A wooden table on the second floor of the main branch of the Brooklyn Public Library is dedicated to new releases in literature relating to sacred scripture and new age themes.
Having a literary longing for writings formed in the minds of Christian mystics and too much time on my hands here in the age of recession, I find myself scanning the display table inside the massive marble carved complex at the top of the escalators on a daily basis. Libraries in New York make Barnes and Noble seem like a flea market. My library card feels like a Visa!
Fortunately for most readers, many library card holding residents of Kings County check out DVD’s or log onto one of many inner-net based personal computers here, leaving a wealth of books for the borrowing by those with a seemingly endless thirst for good prose.
Rarely do the rags on the well-worn table at the top of the stairs interest me when there are so many old books in row ten to digest or such classics as Homer’s Odyssey translated by Robert Fagles to be read over and over. (The Odyssey can be found on the first floor in the Literature wing of the library.)
A religious fanatic has taken it upon himself to check-out a lot of the relics on the third bookcase from the left on aisle ten on the second floor. This discussion forum-like predator has ridden the pages of these sacred, publically owned texts with personal thoughts and notes—having used a pen to jot down random scribbles as he made his way through my favorite books like a mad caveperson scribbling graffiti thoughts all over the walls of these most sacred institutions.
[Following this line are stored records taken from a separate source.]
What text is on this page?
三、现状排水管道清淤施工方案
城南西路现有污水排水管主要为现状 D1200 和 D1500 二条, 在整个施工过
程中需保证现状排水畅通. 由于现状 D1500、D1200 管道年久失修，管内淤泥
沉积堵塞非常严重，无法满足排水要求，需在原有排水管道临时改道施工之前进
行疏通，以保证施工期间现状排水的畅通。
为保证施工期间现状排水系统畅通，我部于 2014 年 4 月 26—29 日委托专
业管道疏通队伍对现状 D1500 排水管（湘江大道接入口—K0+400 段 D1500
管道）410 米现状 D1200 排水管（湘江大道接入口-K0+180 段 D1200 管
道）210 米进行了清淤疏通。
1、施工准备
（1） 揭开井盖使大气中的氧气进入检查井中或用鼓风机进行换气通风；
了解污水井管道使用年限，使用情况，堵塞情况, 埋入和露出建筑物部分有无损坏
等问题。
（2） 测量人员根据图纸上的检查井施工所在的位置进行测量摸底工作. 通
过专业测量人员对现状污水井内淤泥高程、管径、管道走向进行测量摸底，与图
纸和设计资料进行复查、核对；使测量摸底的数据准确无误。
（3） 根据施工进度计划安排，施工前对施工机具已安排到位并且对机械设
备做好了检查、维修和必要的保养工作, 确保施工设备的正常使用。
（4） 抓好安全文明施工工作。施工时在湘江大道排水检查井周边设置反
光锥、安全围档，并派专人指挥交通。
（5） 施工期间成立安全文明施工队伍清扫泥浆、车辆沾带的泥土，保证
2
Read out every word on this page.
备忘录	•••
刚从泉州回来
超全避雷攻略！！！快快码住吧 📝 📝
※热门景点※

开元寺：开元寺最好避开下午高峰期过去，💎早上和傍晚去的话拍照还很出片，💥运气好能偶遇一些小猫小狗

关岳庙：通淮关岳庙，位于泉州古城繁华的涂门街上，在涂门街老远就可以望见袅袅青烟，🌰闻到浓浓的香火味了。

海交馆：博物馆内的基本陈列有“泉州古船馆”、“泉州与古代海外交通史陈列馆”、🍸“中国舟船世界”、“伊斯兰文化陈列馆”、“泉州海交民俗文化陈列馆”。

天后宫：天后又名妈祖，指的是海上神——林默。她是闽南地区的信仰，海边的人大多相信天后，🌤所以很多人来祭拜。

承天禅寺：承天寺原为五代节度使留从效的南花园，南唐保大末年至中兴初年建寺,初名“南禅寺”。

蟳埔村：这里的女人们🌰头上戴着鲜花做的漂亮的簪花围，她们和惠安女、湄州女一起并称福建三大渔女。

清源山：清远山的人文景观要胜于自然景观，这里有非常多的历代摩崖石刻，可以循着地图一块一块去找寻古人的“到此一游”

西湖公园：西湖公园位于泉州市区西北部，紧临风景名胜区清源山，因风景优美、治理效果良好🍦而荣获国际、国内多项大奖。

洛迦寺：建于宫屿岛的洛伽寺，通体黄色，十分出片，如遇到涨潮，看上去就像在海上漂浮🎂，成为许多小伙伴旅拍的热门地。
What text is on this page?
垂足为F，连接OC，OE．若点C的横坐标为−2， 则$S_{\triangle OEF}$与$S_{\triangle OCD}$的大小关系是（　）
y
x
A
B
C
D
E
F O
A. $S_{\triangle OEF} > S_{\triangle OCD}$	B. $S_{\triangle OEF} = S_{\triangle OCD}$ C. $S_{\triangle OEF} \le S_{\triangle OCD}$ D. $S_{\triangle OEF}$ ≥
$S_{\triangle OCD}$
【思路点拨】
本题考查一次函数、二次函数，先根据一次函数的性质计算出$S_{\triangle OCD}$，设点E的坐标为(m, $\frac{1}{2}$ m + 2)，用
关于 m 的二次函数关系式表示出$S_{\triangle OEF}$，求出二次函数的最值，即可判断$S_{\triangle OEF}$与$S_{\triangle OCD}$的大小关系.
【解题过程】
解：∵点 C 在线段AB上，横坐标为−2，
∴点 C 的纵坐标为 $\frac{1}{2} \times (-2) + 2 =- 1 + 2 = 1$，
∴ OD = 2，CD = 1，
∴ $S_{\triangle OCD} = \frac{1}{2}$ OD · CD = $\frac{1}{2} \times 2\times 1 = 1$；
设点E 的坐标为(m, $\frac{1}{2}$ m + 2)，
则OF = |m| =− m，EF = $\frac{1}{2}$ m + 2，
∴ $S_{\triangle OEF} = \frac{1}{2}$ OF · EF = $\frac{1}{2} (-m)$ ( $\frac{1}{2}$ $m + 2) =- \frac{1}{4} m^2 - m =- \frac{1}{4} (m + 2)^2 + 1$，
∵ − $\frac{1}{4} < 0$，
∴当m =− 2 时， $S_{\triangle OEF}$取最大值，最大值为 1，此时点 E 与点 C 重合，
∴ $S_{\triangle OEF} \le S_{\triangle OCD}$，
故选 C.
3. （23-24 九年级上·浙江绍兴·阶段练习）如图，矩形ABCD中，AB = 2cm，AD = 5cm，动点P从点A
Having grown weary of these markings, I checked out one of the new books collecting dust upon the overlooked display table of the Upper Room at the library.
“Mystics and Miracles—True Stories of Lives Touched by God” by Bert Ghezzi.
‘A festinating stroll through the lives of twenty-two saints—A stunning study on God’s children. By combining eloquent vignettes of the lives of masters touched by fasting and enflamed by the spirit, Ghezzi offers fresh insight into the authenticity of the mysteries surrounding saints and the miracles which they performed. This book is a roadmap for those who still believe the kingdom is found within on a little table at the top of the stairs next to shelves of prayer, fasting and charitable works, inside the heart of what is the table of the written word!”
“The people of Assisi thought Francis of Assisi was crazy. Francis gave them plenty of evidence for their view. He swapped his fine clothes for a beggar’s rags, gleefully renounced his inheritance, and stripped naked in a bishop’s court. He kissed lepers, preached to birds, and claimed that Jesus spoke to him from a crucifix.”